Bagaimana pun juga, aku berjiwa seniman-wati. Dan kurasa, aku dan kebanyakan orang memaklumi mengapa banyak seniman membangun rumah di pedalaman. Oleh karena itu, kuharap aku ditakdirkan menjadi seniman yang buka lokasi outbond di tempat terpencil. Yah, maksudku, kau tahu kan pikiranku tidak jauh-jauh dari kepedulian sosial dan ceileh, kebersamaan komunal?

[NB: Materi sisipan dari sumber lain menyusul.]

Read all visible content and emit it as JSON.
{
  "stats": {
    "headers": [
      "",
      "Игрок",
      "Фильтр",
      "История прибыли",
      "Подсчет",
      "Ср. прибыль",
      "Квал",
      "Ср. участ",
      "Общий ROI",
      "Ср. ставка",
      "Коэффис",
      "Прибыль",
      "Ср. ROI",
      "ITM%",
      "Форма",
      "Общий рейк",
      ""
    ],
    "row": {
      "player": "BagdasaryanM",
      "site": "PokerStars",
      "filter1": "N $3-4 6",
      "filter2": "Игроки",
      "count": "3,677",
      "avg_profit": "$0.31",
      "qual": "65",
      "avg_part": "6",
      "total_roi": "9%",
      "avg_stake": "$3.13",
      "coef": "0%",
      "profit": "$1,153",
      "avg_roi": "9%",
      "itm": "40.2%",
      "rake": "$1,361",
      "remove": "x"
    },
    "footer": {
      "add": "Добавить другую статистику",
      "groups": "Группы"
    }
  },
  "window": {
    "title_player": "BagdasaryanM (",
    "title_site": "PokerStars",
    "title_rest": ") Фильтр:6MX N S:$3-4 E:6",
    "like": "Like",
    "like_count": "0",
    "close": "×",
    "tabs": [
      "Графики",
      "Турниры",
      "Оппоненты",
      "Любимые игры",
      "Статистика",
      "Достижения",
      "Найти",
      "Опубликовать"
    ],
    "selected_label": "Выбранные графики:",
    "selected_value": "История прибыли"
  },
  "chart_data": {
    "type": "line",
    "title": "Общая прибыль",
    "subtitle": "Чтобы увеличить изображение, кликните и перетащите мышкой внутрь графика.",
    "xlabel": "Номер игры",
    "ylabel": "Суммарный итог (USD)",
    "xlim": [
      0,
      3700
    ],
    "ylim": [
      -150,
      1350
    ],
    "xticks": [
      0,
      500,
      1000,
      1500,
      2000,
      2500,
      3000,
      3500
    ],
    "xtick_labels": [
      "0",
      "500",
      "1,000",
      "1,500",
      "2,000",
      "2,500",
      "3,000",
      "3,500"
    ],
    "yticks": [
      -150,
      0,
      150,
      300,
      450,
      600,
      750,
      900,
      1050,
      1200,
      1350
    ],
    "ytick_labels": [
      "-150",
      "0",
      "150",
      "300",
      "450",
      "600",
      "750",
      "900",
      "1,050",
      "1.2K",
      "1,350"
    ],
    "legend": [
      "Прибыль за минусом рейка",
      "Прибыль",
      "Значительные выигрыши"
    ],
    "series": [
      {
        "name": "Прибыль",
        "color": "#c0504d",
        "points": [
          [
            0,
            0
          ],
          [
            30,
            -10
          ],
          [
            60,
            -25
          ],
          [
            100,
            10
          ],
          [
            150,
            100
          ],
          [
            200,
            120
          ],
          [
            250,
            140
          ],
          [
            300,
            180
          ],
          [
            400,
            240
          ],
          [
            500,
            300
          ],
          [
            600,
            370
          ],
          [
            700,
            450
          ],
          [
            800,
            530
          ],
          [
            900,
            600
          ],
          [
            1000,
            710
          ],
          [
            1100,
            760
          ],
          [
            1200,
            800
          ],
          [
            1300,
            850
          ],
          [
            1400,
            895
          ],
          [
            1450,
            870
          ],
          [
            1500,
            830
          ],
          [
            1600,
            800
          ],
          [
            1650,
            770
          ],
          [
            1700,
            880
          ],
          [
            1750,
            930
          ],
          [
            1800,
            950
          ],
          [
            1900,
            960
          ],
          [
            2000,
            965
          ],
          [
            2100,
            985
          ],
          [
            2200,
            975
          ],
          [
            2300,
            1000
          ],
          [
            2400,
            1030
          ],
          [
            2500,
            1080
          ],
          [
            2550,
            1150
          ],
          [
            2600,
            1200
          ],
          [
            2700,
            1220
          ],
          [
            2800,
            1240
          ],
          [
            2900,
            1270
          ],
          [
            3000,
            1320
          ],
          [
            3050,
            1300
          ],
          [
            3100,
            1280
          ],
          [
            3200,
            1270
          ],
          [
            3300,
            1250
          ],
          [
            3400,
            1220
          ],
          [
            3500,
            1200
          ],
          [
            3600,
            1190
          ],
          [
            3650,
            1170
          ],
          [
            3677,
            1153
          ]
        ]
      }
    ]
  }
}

Haha, ketawa deh, aku suka membatin di suatu lokasi penuh ukiran jawa yang ayem gitu, sambil membayangkan suatu saat aku akan mengadakan halal bihalal lebaran di sana.

Astaga, aku adalah anak, kerabat, cucu yang budiman. Right?

Ada dua pengalaman yang membuatku kini memaklumi pola acara di Jogja yang berkaitan dengan pendopo mblusuk. Yah, kita tetapkan saja ini sebagai genre pendopo mblusuk. *Dan hal ini juga bisa dikaitkan dengan lokasi kondangan: gedongan, hotel, tenda pinggir jalan desa, atau di pendopo mblusuk.

Pengalaman pertama

Loc: Bantul mblusuk. *Tahu Bantul kan? wilayah DIY yang segeluas gambreng. Ada beberapa ringroad, terminal nun jauh di sana, Imogiri tempat makam raja-raja, ada Parangtritis, dan ada... Kasihan *nama kecamatan yang melankolis.
Hajat: hadir di acara sastra
Partner tebengan: Yoah
Waktu: MALAM MINGGU

Demi apaan deh ya... *aku tahu, demi keseloan belaka, aku sedikit memaksa Yoah yang sumpah lagi pegel setengah badan, untuk menemaniku ke acara tersebut. Sebenarnya tidak kaget menjumpai dia mengiyakan karena ia pasti sedang tidak ingin membuatku ngambek, kita berantem, dan berakhir di mall nyoba satu satu sepatu. 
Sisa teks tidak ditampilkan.